Statistical significance is a term sometimes used to signify finding a small P-value in the results of an analysis.

Common convention is that P-values less than 0.05 are considered to be small, and so findings with P < 0.05 are deemed to be statistically significant.

For some people, finding statistically significant results is the holy grail of statistical analysis.

Blinkered interpretation

Too much focus on statistical significance can result in blunt and over-simplified interpretation of results.  Consider, for example, the results from five different samples, each with a sample size of 50 – you can think of them as five different studies of the same population.  The graph below shows the correlation between two continuous variables measured for each sample. A 95% confidence interval for the true correlation is shown.  The results are simulated here so we know the true correlation; it is 0.3.
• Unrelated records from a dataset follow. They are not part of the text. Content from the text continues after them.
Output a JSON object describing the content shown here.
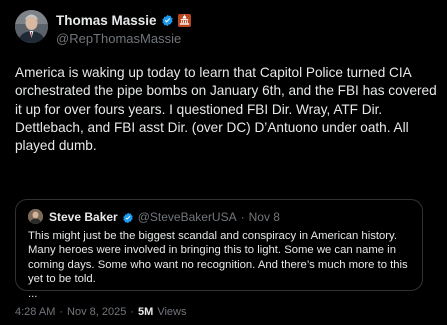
{
  "post": {
    "author": {
      "display_name": "Thomas Massie",
      "handle": "@RepThomasMassie",
      "verified_icon": "verified-badge-icon",
      "affiliation_icon": "us-capitol-badge-icon"
    },
    "text": "America is waking up today to learn that Capitol Police turned CIA orchestrated the pipe bombs on January 6th, and the FBI has covered it up for over fours years. I questioned FBI Dir. Wray, ATF Dir. Dettlebach, and FBI asst Dir. (over DC) D’Antuono under oath. All played dumb.",
    "quote": {
      "display_name": "Steve Baker",
      "handle": "@SteveBakerUSA",
      "separator": "·",
      "date": "Nov 8",
      "text": "This might just be the biggest scandal and conspiracy in American history. Many heroes were involved in bringing this to light. Some we can name in coming days. Some who want no recognition. And there’s much more to this yet to be told.\n...",
      "verified_icon": "verified-badge-icon"
    },
    "meta": {
      "time": "4:28 AM",
      "separator1": "·",
      "date": "Nov 8, 2025",
      "separator2": "·",
      "views_count": "5M",
      "views_label": "Views"
    }
  },
  "colors": {
    "background": "#000000",
    "text_primary": "#e7e9ea",
    "text_secondary": "#71767b",
    "verified_blue": "#1d9bf0",
    "border": "#2f3336"
  }
}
If we interpret the results through the blinkers of statistical significance, the results will seem to be inconsistent.  The line at zero on the plot corresponds to the null hypothesis that the true correlation is zero.  Using the usual definition of statistical significance, two of the results are statistically significant, and three are not. The cases where the 95% confidence interval does not include zero have corresponding P-values less than 0.05. But remember – these results were all sampled from the same population.  As expected, in the plot the sample correlations (the squares) vary around the true value of 0.3.

Doing better

Any study that only tells you about the statistical significance of the findings is selling itself short.

There is important information in the estimate of the effect observed (the correlation in the example above) and the precision of the estimate of the effect (the confidence interval). We also need to know the magnitude of the P-value, rather than whether it is above or below a cutoff.

Thinking about the estimate and its precision allows you to think about the substantive meaning of the results.

The next graph shows six hypothetical studies, with differing sample sizes, but with the same observed correlation (the squares at 0.3).  The top result, for a sample size of ten, has a wide confidence interval. Again, the vertical line on the plot corresponds to a null hypothesis that the true correlation is zero.  For a sample size of ten, the result is not statistically significant.  However, as the sample size increases, the confidence intervals narrow.  Once the sample size is 50, the null hypothesis falls outside the interval – the result is statistically significant.  But here the effect estimated – the correlation – has exactly the same magnitude.  The studies haven’t estimated a different effect; rather they’ve estimated the same effect with different precision.  The different sample sizes here mean that there is different potential for finding small P-values.

Avoid the slippery slide

The term statistical significance is often used as short-hand.  However the term signifies the relative magnitude of the P-value, nothing more.  A problem arises when statistical significance is taken to mean significance of the findings in a more general sense.  Findings might be described as:

  • statistically significant in summarising the results
  • significant in discussing the findings, and
  • important in wrapping up the conclusions.

Take care to avoid this slippery slide where statistical significance morphs into importance. The findings may or may not be substantively significant or important. This will depend on the magnitude of the effects, rather than on the statistical significance per se.